L’etichettatura rossa è possibile anche grazie alla legge antiterrorismo del 2020, che ha dato allo Stato molte più libertà. Queste, tra le varie, hanno portato ad arresti arbitrari, sparizioni e accuse senza prove – in un Paese dove il peso che viene dato alla vita è già alquanto precario.

L’impatto per chi protesta per i diritti è devastante: la paura di essere messe alla gogna, tra stigma sociale e possibili arresti, porta le persone a pensarci due volte prima di fare attivismo. Chi decide di mantenere la testa alta non è invece raro che soffra di patologie come disturbo da stress post-traumatico e depressione, a causa di quello che deve sopportare mentalmente ogni giorno.

Le piattaforme digitali non prendono poi contromisure sufficienti: Facebook è il social più utilizzato nelle Filippine, fondamentale per la vita di tutti i giorni, e molte delle etichettature avvengono qui – a volte addirittura tramite inserzioni pagate. Per quanto Facebook abbia ammesso che c’è un problema di etichettatura rossa e che abbia assicurato di aver impiegato delle misure per mitigarne l’effetto, si rifiuta di fornire i dati di tali misure per valutarne l’impatto.

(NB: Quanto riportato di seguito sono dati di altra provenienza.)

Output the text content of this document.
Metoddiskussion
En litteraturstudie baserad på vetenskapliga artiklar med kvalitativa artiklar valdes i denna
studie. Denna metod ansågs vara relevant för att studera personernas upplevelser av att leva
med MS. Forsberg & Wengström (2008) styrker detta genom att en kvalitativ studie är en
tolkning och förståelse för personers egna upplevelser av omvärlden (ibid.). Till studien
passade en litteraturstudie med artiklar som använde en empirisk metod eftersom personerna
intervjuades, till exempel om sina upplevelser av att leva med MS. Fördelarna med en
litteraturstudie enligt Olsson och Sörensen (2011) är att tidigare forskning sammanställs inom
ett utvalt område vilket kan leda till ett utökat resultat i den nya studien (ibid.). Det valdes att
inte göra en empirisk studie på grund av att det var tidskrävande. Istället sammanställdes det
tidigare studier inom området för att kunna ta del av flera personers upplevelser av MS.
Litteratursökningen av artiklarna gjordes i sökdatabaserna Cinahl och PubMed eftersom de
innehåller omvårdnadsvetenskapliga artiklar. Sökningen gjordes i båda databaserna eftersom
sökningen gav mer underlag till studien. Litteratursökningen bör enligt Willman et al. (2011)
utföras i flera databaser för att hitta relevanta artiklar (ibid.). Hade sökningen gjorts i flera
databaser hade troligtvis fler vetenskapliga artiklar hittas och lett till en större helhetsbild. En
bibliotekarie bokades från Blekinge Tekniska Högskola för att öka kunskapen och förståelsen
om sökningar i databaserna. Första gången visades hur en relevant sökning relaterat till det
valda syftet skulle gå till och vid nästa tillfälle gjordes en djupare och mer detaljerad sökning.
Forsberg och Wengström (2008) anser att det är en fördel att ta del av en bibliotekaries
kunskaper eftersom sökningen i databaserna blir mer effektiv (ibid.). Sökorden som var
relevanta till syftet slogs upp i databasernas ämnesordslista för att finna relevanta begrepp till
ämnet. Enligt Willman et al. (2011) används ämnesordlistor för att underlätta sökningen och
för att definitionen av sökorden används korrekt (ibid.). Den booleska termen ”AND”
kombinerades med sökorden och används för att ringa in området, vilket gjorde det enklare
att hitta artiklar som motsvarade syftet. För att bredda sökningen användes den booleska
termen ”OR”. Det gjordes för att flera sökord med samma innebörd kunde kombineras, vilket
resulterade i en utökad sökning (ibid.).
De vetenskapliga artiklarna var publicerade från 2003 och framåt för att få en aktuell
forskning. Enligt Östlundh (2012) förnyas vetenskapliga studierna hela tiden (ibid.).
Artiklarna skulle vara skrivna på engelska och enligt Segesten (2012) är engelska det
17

La moderazione di Facebook rimane infatti perlopiù automatizzata e delle 170 lingue parlate nelle Filippine, ha un personale (non meglio quantificato) in grado di comprenderne solo 2. Gruppi di attivisti denunciano una situazione identica ad anni fa, dove è molto facile evadere i controlli: un annuncio pubblicitario con etichettatura alquanto esplicita, pagato circa 2€, è riuscito ad arrivare a 6-7.000 persone. L’azienda, come in altri casi, non sembra prendere abbastanza sul serio ciò che sta succedendo.